Les consultations pour la production et la consommation durables, ainsi que sur la politique industrielle durable ont été closes le 23 septembre et les plans d’action de la Commission doivent être rendus publics avant la fin de l’année 2007, mais ils pourraient être reportés jusqu’au début 2008. La Commission examinera les réactions à son plan d’action avant de commercer à élaborer une législation spécifique concernant la production et la consommation durables, ainsi que sur la politique industrielle durable avant la fin 2008.
Pascal Gréverath, du groupe Nestlé et président du groupe d’experts pour la production et la consommation durables de la CIAA, l’Association européenne des industries d’alimentation et de boissons, a déclaré à des journalistes à Bruxelles le 24 octobre être opposé à l’idée d’un label carbone.
Il explique qu’un tel label risquerait de manquer d’exactitude ou d’être mal interprété, dans la mesure où se concentrer uniquement sur les répercussions d’un produit en termes de CO2 détournerait l’attention d’autres facteurs, en particulier les quantités d’eau nécessaires dans la fabrication du produit ou la quantité de déchets générés.
L’Association CIAA dans son ensemble prêche pour une approche sectorielle au sein de la production et la consommation durables, étant donné que différentes industries font face à différents défis en terme de durabilité. L’organisation ne soutient pas la discrimination entre les « bons » et les « mauvais » produits sur des motifs purement environnementaux, affirme-t-elle dans sa contribution à la consultation de la Commission, soulignant que d’autres facteurs comme la valeur et l’avantage nutritionnels devraient également être pris en considération.
BusinessEurope, la confédération pour les entreprises européenne, a déclaré à EurActiv que toutes les mesures relatives à la production et la consommation durables « devraient être en accord avec les dynamiques et la demande du marché. Les produits sont achetés en raison de leur performance totale et non pas uniquement en raison de leur performance environnementale. Les citoyens ont beau se déclarer d’accord pour payer le prix de l’impact sur l’environnement d’un produit, l’expérience économique nous montre qu'en tant que consommateurs, ils n’achètent pas des produits bons pour l’environnement (souvent plus chers) ».
Orgalime, le groupe européen de liaison des industries mécaniques, électriques, électroniques et métalliques européennes, affirme dans une publication du 20 septembre que plutôt que des critères environnementaux, c’est le prix d’achat initial qui détermine le choix final du consommateur.

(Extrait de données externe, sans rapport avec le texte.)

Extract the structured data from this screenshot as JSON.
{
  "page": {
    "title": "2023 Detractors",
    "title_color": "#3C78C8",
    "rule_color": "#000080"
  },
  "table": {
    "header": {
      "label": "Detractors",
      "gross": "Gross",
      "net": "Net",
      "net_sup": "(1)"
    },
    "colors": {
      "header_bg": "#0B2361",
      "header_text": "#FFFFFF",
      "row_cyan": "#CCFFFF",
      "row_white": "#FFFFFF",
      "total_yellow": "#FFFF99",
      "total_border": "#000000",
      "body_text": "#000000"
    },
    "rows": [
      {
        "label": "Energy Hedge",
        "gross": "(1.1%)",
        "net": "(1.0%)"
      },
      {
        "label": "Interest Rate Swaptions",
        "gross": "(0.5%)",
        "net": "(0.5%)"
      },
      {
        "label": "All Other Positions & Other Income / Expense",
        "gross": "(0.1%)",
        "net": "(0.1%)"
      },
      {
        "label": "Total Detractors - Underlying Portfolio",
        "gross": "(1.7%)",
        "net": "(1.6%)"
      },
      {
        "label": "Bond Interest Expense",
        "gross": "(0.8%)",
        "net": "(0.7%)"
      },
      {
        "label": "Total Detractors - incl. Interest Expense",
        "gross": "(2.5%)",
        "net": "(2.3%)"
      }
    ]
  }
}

Orgalime est également contre l’utilisation de termes comme « bons » ou « mauvais » pour définir des produits basés sur des indicateurs de durabilité. Selon la publication, une meilleure pénétration du marché des applications d’efficacité énergétiques, plutôt qu’un titre général de « meilleurs produits », encouragerait les modèles de production et de consommation durables.
Friends of the Earth Europe (FoEE) est en faveur de méthodes réglementaires visant à assurer que les produits les plus efficaces et les moins nuisibles sont présents sur le marché. Mais l’ONG est très sceptiques concernant la suggestion d’un système pour étiqueter certain détaillant comme étant plus écologistes – cela nuirait grandement aux PME et la performance environnementale de chaque détaillant pourrait varier entre leurs lignes de production et leurs activités de production, comme elle l’a déclaré dans sa réponse à la consultation de la Commission.